The auto parts industry's move to China and other low-cost countries is sweeping up a new wave of manufacturers: companies that do not have labor cost issues of their own but must move overseas to keep up with customers that do.
Palatine, Ill.-based Intec Group Inc. is among them. The injection molder has a successful international strategy, with operations in the United States, Mexico, Singapore and China, and a growing business overall. But the bulk of that business is coming from customers that are continually shifting their own production overseas, while contracts for U.S. manufacturing are dropping, forcing Intec to restructure to keep up.
Now the insert molding specialist is preparing to close one of its two U.S. plants at the same time it is opening a third site in China.
``Our type of business is not being driven by labor costs, but when you add in the logistics of shipping and the issues with extended [supply] pipelines, we need to be there,'' President and Chief Executive Officer Steven Perlman said in an Aug. 2 telephone interview. ``It is a situation of the [customers] pulling us along.''
Intec will begin closing its Morocco, Ind., plant in October, shutting the site down by Dec. 31 and ending 200 jobs.
At the same time, the firm will launch production at its new, 30,000-square-foot facility in Changzhou by the end of this year. That plant joins Intec operations there in Tianjin and Shanghai.
Intec is a classic example of the changing manufacturing climate, said Kim Korth, president of Grand Rapids, Mich.-based consulting group IRN Inc. It is a Tier 2 supplier making parts for customers such as Troy, Mich.-based Delphi Corp. that are under increased pressure to cut costs. That pressure leads suppliers to China and other low-cost areas.
To keep the business, companies like Intec have to follow the customer, Korth said.
``We always tell people that in planning for your global structure, you have to look at your customer's global structure,'' she said.

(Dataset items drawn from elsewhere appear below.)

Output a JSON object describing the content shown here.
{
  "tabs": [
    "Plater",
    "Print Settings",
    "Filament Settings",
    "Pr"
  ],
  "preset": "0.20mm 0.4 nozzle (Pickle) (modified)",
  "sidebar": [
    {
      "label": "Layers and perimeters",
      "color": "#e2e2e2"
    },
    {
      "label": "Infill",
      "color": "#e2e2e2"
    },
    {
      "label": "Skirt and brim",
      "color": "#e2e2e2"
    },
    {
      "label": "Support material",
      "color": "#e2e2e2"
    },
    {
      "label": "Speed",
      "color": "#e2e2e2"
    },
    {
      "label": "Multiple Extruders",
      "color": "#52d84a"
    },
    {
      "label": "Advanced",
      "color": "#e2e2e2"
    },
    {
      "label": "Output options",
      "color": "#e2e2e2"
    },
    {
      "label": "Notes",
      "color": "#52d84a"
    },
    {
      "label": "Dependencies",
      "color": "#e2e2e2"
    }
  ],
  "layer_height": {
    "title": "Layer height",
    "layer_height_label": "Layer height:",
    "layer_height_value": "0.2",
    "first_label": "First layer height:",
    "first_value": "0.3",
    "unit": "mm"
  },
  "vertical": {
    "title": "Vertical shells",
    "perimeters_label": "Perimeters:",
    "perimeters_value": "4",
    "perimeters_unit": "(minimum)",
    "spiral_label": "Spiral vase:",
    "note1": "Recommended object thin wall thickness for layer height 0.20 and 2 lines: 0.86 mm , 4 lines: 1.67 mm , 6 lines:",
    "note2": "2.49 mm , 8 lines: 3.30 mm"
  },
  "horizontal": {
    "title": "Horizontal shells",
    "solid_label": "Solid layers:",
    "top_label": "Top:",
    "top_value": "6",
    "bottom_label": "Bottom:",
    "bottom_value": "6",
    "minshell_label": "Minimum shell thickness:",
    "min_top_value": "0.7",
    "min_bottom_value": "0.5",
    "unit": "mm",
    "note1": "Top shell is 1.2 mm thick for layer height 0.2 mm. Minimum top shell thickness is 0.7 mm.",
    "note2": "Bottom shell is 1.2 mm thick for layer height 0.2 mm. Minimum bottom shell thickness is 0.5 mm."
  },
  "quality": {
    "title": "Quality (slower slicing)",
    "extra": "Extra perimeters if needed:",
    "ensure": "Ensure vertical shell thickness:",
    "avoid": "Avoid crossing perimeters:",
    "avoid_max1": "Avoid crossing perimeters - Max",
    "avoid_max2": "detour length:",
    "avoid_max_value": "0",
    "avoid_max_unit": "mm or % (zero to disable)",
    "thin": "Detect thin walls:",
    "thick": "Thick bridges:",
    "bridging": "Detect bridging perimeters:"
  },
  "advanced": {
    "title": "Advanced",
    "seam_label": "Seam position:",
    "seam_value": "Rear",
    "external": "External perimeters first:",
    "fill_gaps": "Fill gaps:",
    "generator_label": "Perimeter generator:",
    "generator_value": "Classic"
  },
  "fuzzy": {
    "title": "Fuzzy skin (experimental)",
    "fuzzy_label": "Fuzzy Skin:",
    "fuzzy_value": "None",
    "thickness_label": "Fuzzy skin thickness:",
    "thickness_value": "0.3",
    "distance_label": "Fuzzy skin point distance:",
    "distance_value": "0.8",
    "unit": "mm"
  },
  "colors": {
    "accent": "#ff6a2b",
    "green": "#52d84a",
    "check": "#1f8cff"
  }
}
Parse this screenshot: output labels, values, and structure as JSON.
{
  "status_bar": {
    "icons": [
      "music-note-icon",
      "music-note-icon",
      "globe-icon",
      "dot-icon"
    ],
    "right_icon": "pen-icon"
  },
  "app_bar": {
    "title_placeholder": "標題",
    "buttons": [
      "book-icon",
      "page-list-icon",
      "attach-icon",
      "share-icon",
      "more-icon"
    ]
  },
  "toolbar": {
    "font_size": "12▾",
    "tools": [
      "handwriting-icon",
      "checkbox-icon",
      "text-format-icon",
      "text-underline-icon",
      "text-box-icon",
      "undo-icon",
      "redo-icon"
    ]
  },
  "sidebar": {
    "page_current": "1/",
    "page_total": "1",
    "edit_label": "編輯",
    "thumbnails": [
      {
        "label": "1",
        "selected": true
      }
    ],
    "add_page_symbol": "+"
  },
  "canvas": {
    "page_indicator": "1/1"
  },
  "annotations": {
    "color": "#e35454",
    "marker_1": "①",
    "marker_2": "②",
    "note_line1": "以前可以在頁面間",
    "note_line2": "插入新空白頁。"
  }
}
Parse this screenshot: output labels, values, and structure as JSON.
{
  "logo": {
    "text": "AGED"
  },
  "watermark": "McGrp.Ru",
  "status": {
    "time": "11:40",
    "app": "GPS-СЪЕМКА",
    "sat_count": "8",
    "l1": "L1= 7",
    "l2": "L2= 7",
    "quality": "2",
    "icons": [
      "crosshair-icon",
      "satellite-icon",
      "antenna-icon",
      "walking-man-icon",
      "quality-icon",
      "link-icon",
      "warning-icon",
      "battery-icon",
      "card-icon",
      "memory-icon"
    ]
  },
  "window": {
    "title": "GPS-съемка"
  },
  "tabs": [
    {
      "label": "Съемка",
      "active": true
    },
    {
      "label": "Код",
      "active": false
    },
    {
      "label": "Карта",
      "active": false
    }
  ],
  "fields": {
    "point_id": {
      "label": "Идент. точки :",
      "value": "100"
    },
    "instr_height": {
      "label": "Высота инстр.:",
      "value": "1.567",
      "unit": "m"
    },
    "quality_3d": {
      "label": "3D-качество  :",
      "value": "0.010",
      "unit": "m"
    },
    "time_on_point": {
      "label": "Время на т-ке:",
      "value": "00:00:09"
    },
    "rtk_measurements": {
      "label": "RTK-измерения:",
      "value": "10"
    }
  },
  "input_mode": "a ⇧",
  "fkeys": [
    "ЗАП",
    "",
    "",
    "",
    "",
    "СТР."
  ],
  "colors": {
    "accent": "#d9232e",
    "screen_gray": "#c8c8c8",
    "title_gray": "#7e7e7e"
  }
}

Intec has a vibrant international presence, which is attractive to its customers, Korth said, but most second-tier suppliers are not in a position to fight the changing global shift.
Closing Morocco was a hard decision, Perlman said. The plant, launched by his father, has been part of Intec for 54 years. It also is a major employer in the town of 1,000 residents.
``We have agonized over this issue and searched for any other solution,'' Perlman said.
Morocco actually ships parts from Indiana to China for assembly onto components that are shipped back to the U.S. for assembly into cars and trucks.
After the Morocco plant closes, Intec will move half of that business to Palatine. The company will move another 40 percent to its Guaymas, Mexico, plant and 10 percent to the new Changzhou site.
Perlman said Intec will not lose its identity as an American manufacturer. ``We intend to be a U.S.-based company,'' he said.